Valentin beobachtete alles im Spiegel.
»So«, sagte er. »Wo waren wir? Ja, bei der guten und der schlechten Nachricht. Die schlechte ist, dass der naheliegende Gedanke, dass ich gekommen bin, um Ihnen das Leben zu nehmen, so naheliegend ist, dass er … tatsächlich der Wahrheit entspricht. Das ist – mit anderen Worten – an die hundert Prozent sicher. Ich werde Sie töten.« Valentin sah Mehmet voller Bedauern an, ehe er zu lachen begann. »Sie machen das längste Gesicht, das ich je gesehen habe! Ich kann das ja nachvollziehen, aber vergessen Sie nicht die gute Nachricht. Den Gefallen. Ich lasse Ihnen nämlich die Wahl, wie Sie sterben wollen. Folgende Alternativen stehen zur Auswahl, okay? Sind Sie bei der Sache? Gut. Also, ich kann Ihnen entweder in den Kopf schießen oder dieses Röhrchen in den Hals stechen.« Valentin hielt etwas hoch, das wie ein metallener, am Ende messerscharf zugeschnittener Strohhalm aussah.

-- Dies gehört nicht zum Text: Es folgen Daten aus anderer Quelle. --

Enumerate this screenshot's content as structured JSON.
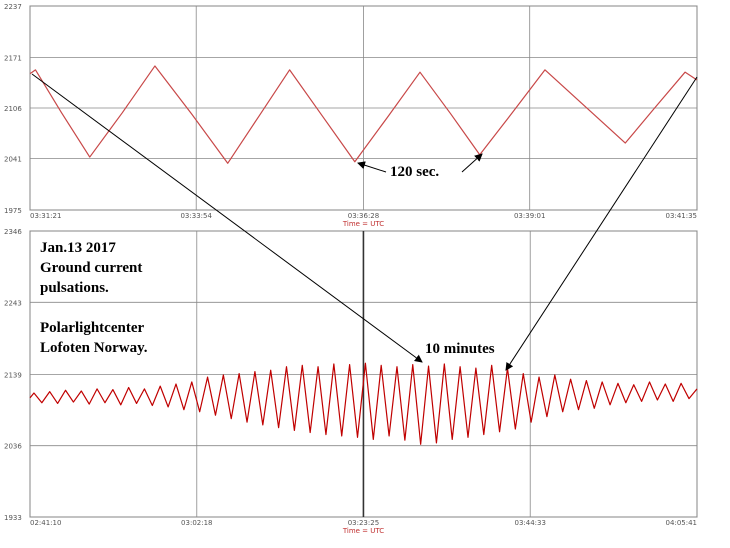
{
  "chart_data": [
    {
      "type": "line",
      "xlabel": "Time = UTC",
      "xlim": [
        12681,
        13295
      ],
      "xticks": [
        {
          "value": 12681,
          "label": "03:31:21"
        },
        {
          "value": 12834,
          "label": "03:33:54"
        },
        {
          "value": 12988,
          "label": "03:36:28"
        },
        {
          "value": 13141,
          "label": "03:39:01"
        },
        {
          "value": 13295,
          "label": "03:41:35"
        }
      ],
      "ylim": [
        1975,
        2237
      ],
      "yticks": [
        1975,
        2041,
        2106,
        2171,
        2237
      ],
      "grid": true,
      "annotations": [
        "120 sec."
      ],
      "x": [
        12681,
        12686,
        12710,
        12736,
        12766,
        12796,
        12830,
        12863,
        12892,
        12920,
        12950,
        12980,
        13010,
        13040,
        13068,
        13095,
        13125,
        13155,
        13192,
        13229,
        13256,
        13284,
        13295
      ],
      "series": [
        {
          "color": "#c84848",
          "values": [
            2150,
            2155,
            2100,
            2043,
            2100,
            2160,
            2098,
            2035,
            2096,
            2155,
            2096,
            2037,
            2094,
            2152,
            2099,
            2046,
            2100,
            2155,
            2108,
            2061,
            2106,
            2152,
            2142
          ]
        }
      ]
    },
    {
      "type": "line",
      "xlabel": "Time = UTC",
      "xlim": [
        9670,
        14741
      ],
      "xticks": [
        {
          "value": 9670,
          "label": "02:41:10"
        },
        {
          "value": 10938,
          "label": "03:02:18"
        },
        {
          "value": 12205,
          "label": "03:23:25"
        },
        {
          "value": 13473,
          "label": "03:44:33"
        },
        {
          "value": 14741,
          "label": "04:05:41"
        }
      ],
      "ylim": [
        1933,
        2346
      ],
      "yticks": [
        1933,
        2036,
        2139,
        2243,
        2346
      ],
      "grid": true,
      "annotations": [
        "Jan.13 2017",
        "Ground current",
        "pulsations.",
        "Polarlightcenter",
        "Lofoten Norway.",
        "10 minutes"
      ],
      "x": [
        9670,
        9700,
        9760,
        9820,
        9880,
        9940,
        10000,
        10060,
        10120,
        10180,
        10240,
        10300,
        10360,
        10420,
        10480,
        10540,
        10600,
        10660,
        10720,
        10780,
        10840,
        10900,
        10960,
        11020,
        11080,
        11140,
        11200,
        11260,
        11320,
        11380,
        11440,
        11500,
        11560,
        11620,
        11680,
        11740,
        11800,
        11860,
        11920,
        11980,
        12040,
        12100,
        12160,
        12220,
        12280,
        12340,
        12400,
        12460,
        12520,
        12580,
        12640,
        12700,
        12760,
        12820,
        12880,
        12940,
        13000,
        13060,
        13120,
        13180,
        13240,
        13300,
        13360,
        13420,
        13480,
        13540,
        13600,
        13660,
        13720,
        13780,
        13840,
        13900,
        13960,
        14020,
        14080,
        14140,
        14200,
        14260,
        14320,
        14380,
        14440,
        14500,
        14560,
        14620,
        14680,
        14741
      ],
      "series": [
        {
          "color": "#c00000",
          "values": [
            2105,
            2112,
            2098,
            2114,
            2097,
            2116,
            2099,
            2115,
            2096,
            2118,
            2098,
            2117,
            2095,
            2120,
            2097,
            2118,
            2094,
            2122,
            2092,
            2125,
            2088,
            2128,
            2085,
            2135,
            2080,
            2138,
            2075,
            2140,
            2070,
            2143,
            2066,
            2145,
            2062,
            2150,
            2058,
            2152,
            2055,
            2150,
            2052,
            2154,
            2050,
            2153,
            2048,
            2155,
            2045,
            2152,
            2050,
            2150,
            2044,
            2153,
            2038,
            2151,
            2040,
            2154,
            2045,
            2150,
            2048,
            2148,
            2052,
            2152,
            2056,
            2148,
            2060,
            2140,
            2070,
            2135,
            2078,
            2138,
            2085,
            2132,
            2088,
            2130,
            2090,
            2128,
            2095,
            2126,
            2098,
            2124,
            2100,
            2128,
            2102,
            2125,
            2100,
            2126,
            2104,
            2118
          ]
        }
      ]
    }
  ]
}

Mehmet starrte Valentin nur an. Das Ganze war so absurd, dass er sich zu fragen begann, ob das alles nur ein Traum war, aus dem er bald aufwachen würde. Oder war das der Traum des Mannes vor ihm? Doch dann streckte dieser Valentin ihm das Röhrchen entgegen, und Mehmet wich automatisch einen Schritt zurück und hatte plötzlich das Waschbecken im Rücken.